Africa-Press – Gabon. À l’issue du Conseil des ministres du 29 janvier 2026, Roméo Nguema Ondo a été nommé Directeur général de la Gabonaise des Jeux (GDJ). Fort de plus 20 d’expérience en finance et en audit, il est chargé de conduire la réforme stratégique du secteur des jeux de hasard et d’argent, désormais placé sous le monopole exclusif de l’État, afin d’en faire un levier de recettes publiques, de régulation sociale et de financement d’actions d’intérêt général.
Par décret pris en Conseil des ministres le 29 janvier 2026, le président de la République a nommé Roméo Nguema Ondo Directeur général de la Gabonaise des Jeux (GDJ), société d’État détentrice du monopole exclusif de l’organisation, de l’exploitation et de la gestion des jeux de hasard et d’argent en République gabonaise. Cette décision marque une étape majeure dans la refondation du secteur des jeux, inscrite au cœur des réformes structurelles engagées par les plus hautes autorités de l’État. Longtemps fragmenté et faiblement régulé, ce secteur à forts enjeux économiques et sociaux fait désormais l’objet d’une reprise en main souveraine visant à en optimiser la gouvernance, la rentabilité et l’impact social.
Une nomination au cœur d’une réforme stratégique de l’État
La création de la Gabonaise des Jeux, suivie de la nomination de son premier Directeur général, traduit la volonté du chef de l’État, Brice Clotaire Oligui Nguema, de réorganiser en profondeur un domaine stratégique pour les finances publiques. L’objectif affiché est clair: mettre fin à une gestion éclatée, renforcer la régulation et assurer une meilleure mobilisation des recettes issues des jeux de hasard et d’argent au profit du Trésor public.
La réforme repose sur une approche globale, articulant performance économique, transparence financière et responsabilité sociale. Elle vise notamment à sécuriser et tracer les flux financiers, tout en renforçant la lutte contre les pratiques illicites et en encadrant plus strictement une activité présentant des risques sociaux élevés, notamment en matière d’addiction et de protection des populations vulnérables.

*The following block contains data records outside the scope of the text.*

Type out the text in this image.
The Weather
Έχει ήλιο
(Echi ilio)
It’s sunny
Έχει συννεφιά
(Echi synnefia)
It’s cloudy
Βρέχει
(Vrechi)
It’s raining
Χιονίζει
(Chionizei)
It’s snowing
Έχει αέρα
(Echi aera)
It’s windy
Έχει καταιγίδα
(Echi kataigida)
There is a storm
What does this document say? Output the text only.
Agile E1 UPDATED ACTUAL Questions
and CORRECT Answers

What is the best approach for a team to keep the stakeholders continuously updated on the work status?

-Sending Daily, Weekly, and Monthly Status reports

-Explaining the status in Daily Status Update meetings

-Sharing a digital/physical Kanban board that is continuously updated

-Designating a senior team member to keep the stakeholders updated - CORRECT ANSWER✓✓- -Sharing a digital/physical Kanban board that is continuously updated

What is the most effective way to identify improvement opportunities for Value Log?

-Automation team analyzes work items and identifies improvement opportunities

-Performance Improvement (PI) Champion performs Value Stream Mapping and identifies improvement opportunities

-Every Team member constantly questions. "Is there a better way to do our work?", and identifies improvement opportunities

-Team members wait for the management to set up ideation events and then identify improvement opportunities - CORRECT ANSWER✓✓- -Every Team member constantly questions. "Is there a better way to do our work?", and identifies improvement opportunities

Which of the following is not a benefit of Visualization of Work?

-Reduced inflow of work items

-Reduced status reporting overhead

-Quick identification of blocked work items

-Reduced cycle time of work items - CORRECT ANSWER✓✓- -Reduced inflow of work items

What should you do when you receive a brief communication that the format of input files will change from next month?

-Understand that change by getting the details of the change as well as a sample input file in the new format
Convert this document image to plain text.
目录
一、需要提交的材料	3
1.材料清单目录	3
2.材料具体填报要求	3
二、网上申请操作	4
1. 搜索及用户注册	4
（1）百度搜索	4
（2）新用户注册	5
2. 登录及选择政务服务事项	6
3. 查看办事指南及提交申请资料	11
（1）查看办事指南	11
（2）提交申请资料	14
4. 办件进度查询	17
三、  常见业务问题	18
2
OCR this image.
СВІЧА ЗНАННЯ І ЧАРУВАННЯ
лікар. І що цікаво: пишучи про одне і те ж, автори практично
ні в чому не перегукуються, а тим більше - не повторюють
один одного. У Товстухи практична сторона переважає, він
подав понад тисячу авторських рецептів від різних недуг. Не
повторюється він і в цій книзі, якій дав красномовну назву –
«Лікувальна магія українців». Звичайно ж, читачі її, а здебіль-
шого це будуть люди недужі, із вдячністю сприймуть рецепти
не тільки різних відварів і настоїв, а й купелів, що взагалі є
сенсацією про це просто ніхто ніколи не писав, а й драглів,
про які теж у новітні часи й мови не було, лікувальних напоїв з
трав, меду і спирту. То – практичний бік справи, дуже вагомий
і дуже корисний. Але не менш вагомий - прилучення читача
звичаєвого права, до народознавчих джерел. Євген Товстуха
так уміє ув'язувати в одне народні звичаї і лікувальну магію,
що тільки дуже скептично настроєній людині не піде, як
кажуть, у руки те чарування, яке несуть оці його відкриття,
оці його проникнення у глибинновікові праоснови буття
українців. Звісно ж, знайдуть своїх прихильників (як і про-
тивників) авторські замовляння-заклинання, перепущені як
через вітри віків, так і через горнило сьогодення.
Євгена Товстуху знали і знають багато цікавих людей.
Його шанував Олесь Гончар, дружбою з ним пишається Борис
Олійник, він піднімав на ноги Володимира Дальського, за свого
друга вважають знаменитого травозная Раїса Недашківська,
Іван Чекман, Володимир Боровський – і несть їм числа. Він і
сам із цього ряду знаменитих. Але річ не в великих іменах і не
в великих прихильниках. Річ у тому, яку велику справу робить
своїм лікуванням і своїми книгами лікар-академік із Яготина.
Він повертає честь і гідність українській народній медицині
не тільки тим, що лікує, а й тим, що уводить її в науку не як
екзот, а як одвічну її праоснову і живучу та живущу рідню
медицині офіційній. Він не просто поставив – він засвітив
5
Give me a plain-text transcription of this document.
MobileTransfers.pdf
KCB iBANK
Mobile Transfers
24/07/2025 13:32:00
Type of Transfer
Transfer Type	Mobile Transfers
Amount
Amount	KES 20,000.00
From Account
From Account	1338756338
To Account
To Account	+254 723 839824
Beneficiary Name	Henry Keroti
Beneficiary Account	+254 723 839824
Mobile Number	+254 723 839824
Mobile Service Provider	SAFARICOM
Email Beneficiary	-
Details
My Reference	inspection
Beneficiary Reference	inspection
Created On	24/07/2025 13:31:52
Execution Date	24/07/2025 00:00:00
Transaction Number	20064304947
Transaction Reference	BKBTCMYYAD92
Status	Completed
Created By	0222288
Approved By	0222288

Un profil expérimenté pour bâtir une institution moderne
Titulaire d’un Master en finance et comptabilité, Roméo Nguema Ondo cumule plus de vingt années d’expérience professionnelle acquise au Gabon et en France, notamment au sein d’un cabinet international de premier plan, leader mondial de l’audit et du conseil. Son parcours est marqué par une forte culture de la gouvernance, de la rigueur financière, du contrôle des risques et de la performance organisationnelle.
Autant d’atouts qui le désignent pour conduire la phase de structuration et de montée en puissance de la GDJ. La mission qui lui est confiée dépasse la simple gestion opérationnelle: il s’agit de bâtir une entreprise publique moderne, performante et exemplaire, fondée sur la transparence, la responsabilité et la redevabilité.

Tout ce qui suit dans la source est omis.